Los estudiantes de cuarto y quinto año estaban actualmente concentrados en sus prácticas en el Gremio.
Es por eso que el comité consistía en estudiantes de segundo y tercer año, siendo Brandon el único de primer año.
De pie en el centro, Amelia fue la primera en hablar.
—Durante la semana del Festival, dividiremos el trabajo en turnos.
—Brandon y Oscar, 8:00 AM – 12:00 PM.
—Amelia y Lilith, 1:00 PM – 5:00 PM.
—Simon y Caín, 5:00 PM – 9:00 PM.
Y eso sería para el primer día.
Para los siguientes días, el orden rotaría, al igual que las parejas, para que todos aprendieran a trabajar entre sí.
La reunión duró un total de treinta minutos.
Habían discutido las pequeñas restricciones que se imponían si surgía un conflicto.
Aunque no se permitía usar magia para pelear dentro de los terrenos de la Academia, el Comité tenía el privilegio de hacerlo.
Pero solo serviría para incapacitar.
Si de alguna manera lograban infligir una herida, entonces tendrían que resolverlo ellos mismos.
El abuso de autoridad estaba estrictamente prohibido y resultaría inmediatamente en expulsión.
Era estricto con sus miembros, pero las credenciales y recompensas obtenidas valían bien la pena.
A los miembros del Comité se les daría el lujo de saltarse las clases cuando quisieran.

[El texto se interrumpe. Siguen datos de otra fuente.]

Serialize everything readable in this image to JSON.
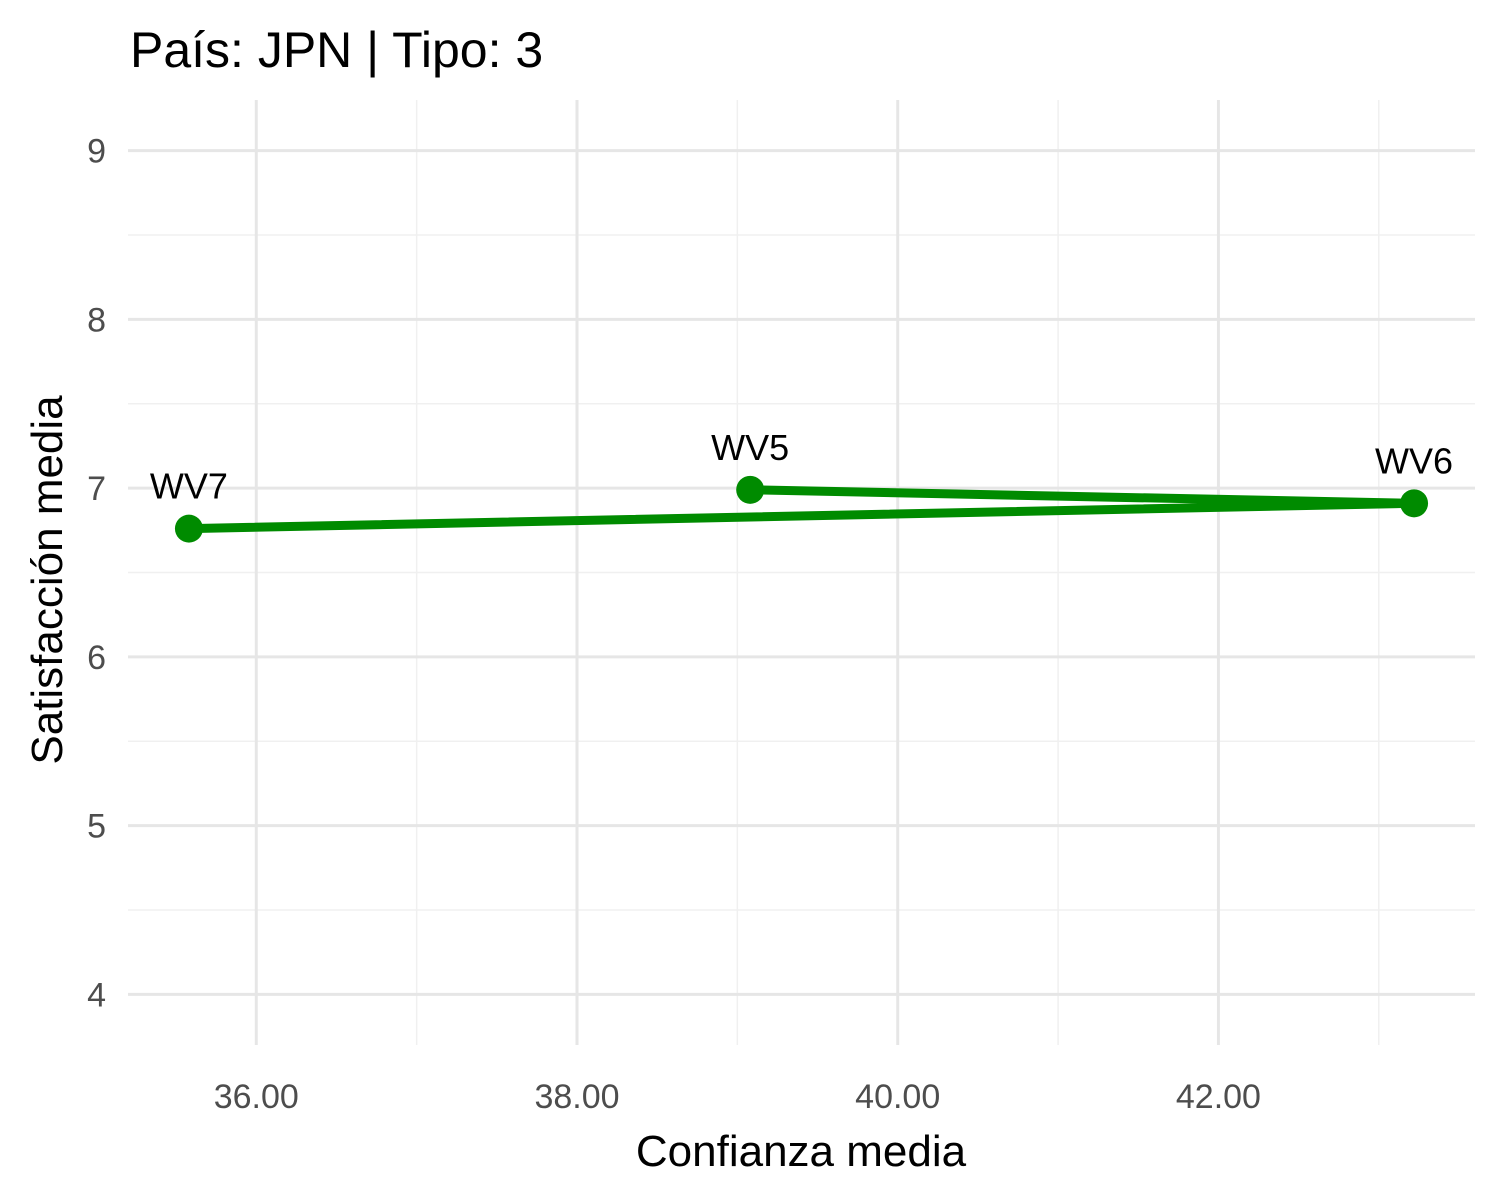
{
  "chart_data": {
    "type": "line",
    "title": "País: JPN | Tipo: 3",
    "xlabel": "Confianza media",
    "ylabel": "Satisfacción media",
    "xlim": [
      35.2,
      43.6
    ],
    "ylim": [
      3.7,
      9.3
    ],
    "x_ticks": [
      36,
      38,
      40,
      42
    ],
    "x_tick_labels": [
      "36.00",
      "38.00",
      "40.00",
      "42.00"
    ],
    "y_ticks": [
      4,
      5,
      6,
      7,
      8,
      9
    ],
    "y_tick_labels": [
      "4",
      "5",
      "6",
      "7",
      "8",
      "9"
    ],
    "grid": true,
    "legend": "none",
    "series": [
      {
        "color": "#008B00",
        "points": [
          {
            "label": "WV5",
            "x": 39.08,
            "y": 6.99
          },
          {
            "label": "WV6",
            "x": 43.22,
            "y": 6.91
          },
          {
            "label": "WV7",
            "x": 35.58,
            "y": 6.76
          }
        ]
      }
    ]
  }
}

También había otros incentivos como el almuerzo gratuito y la oportunidad de ser recomendados a un gremio tan pronto como se graduaran.
Pero la discusión fue principalmente un recordatorio.
La mayoría de la información ya había sido proporcionada mediante documentos.
Por eso Brandon había aceptado formalmente la propuesta.
Después de su breve discusión, el comité fue despedido y se programó otra reunión para la tarde.
Así, todos se dispusieron a salir de la habitación.
Brandon estaba a punto de irse cuando fue detenido por la voz de Amelia.
—Espera.
Girándose, Brandon inclinó la cabeza.
—¿Eh…
Sí?
—He querido preguntar esto por un tiempo.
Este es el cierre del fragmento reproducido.